- Hungarian: Természetes fény
- Directed by: Dénes Nagy
- Screenplay by: Dénes Nagy
- Based on: Természetes fény by Pál Závada
- Produced by: Sára László; Marcell Gerő; Caroline Piras; Inese Boka; Melanie Blocksdorf;
- Starring: Ferenc Szabó; László Bajkó; Tamás Garbacz; Gyula Franczia;
- Cinematography: Tamás Dobos
- Edited by: Nicolas Rumpl
- Music by: Santa Ratniece
- Production companies: Mistrus Media; Lilith Films; Propeller Film; NOVAK Prod; Proton Cinema;
- Release date: March 1, 2021 (Berlinale);
- Running time: 103 minutes
- Countries: Hungary; Latvia; France; Germany;
- Language: Hungarian

= Natural Light (film) =

2021 drama film

Natural Light (Természetes fény) is a Hungarian-French-German drama film written and directed by Dénes Nagy, based on the novel Természetes fény by Pál Závada. The film stars Ferenc Szabó, László Bajkó, Tamás Garbacz and Gyula Franczia.

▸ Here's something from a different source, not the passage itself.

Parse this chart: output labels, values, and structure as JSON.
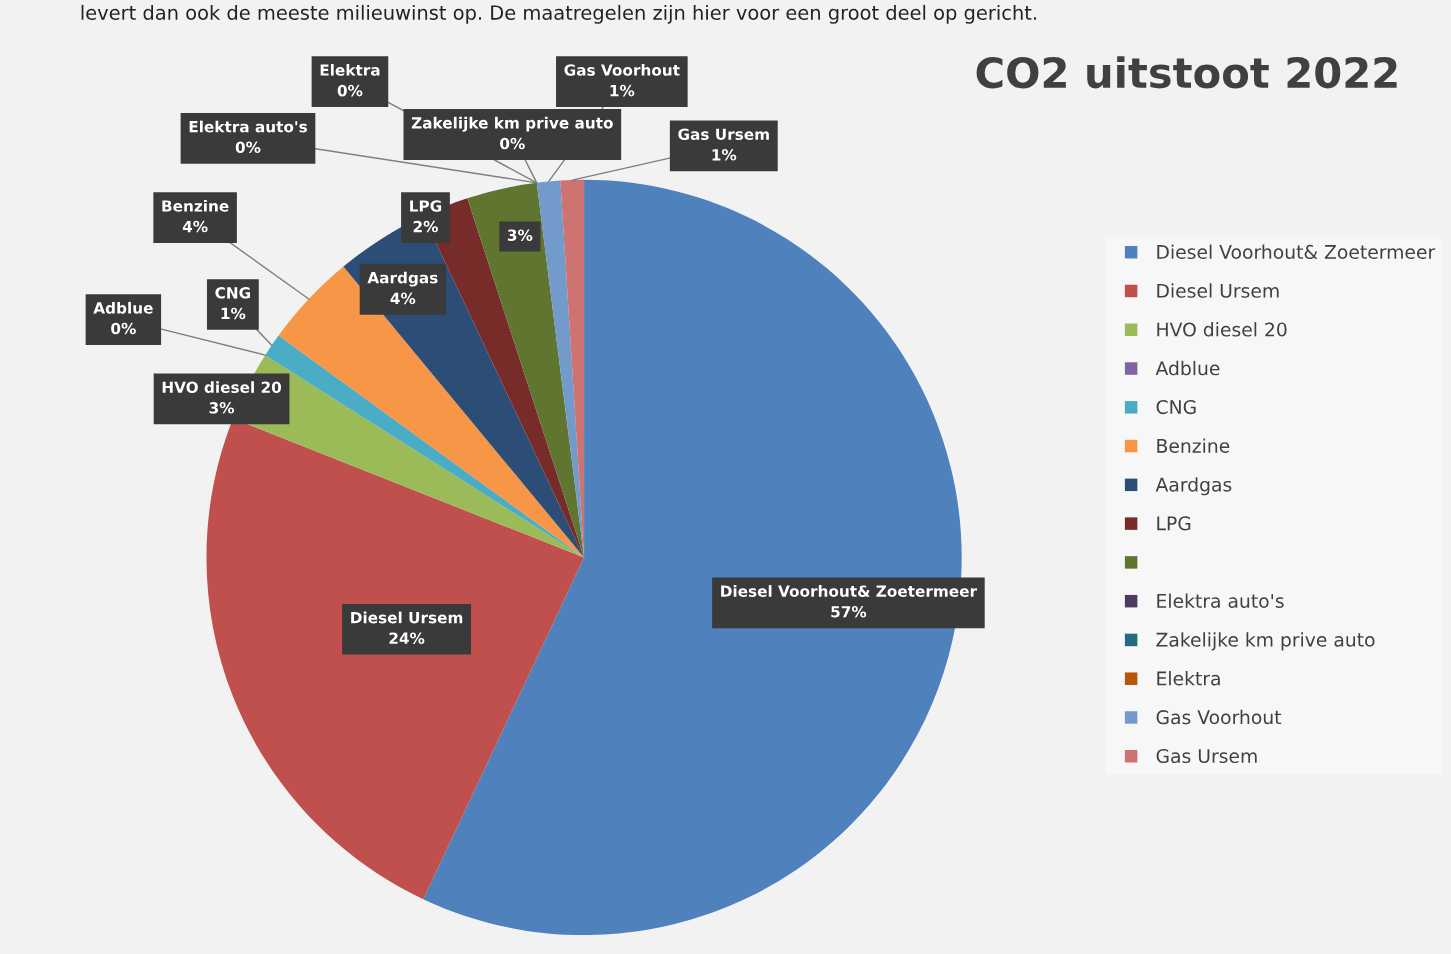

The film had its worldwide premiere at the 71st Berlin International Film Festival in March 2021, where it won the Silver Bear for Best Director.

==Plot==
The plot takes places during the second World War and shows the war through the eyes of one character, taken from the novel.

==Cast==
The cast include:
- Ferenc Szabó as Semetka
- Tamás Garbacz as Szrnka
- László Bajkó as Koleszár
- Gyula Franczia as Major
- Ernő Stuhl as Vucskán
- Gyula Szilágyi as Csorin
- Mareks Lapeskis as Mihail
- Krisztián Kozó as Kozó
- Csaba Nánási as Nánási
- Zsolt Fodor as Fodor

==Release==
On February 11, 2021, Berlinale announced that the film would have its worldwide premiere at the 71st Berlin International Film Festival in the Berlinale Competition section, in March 2021.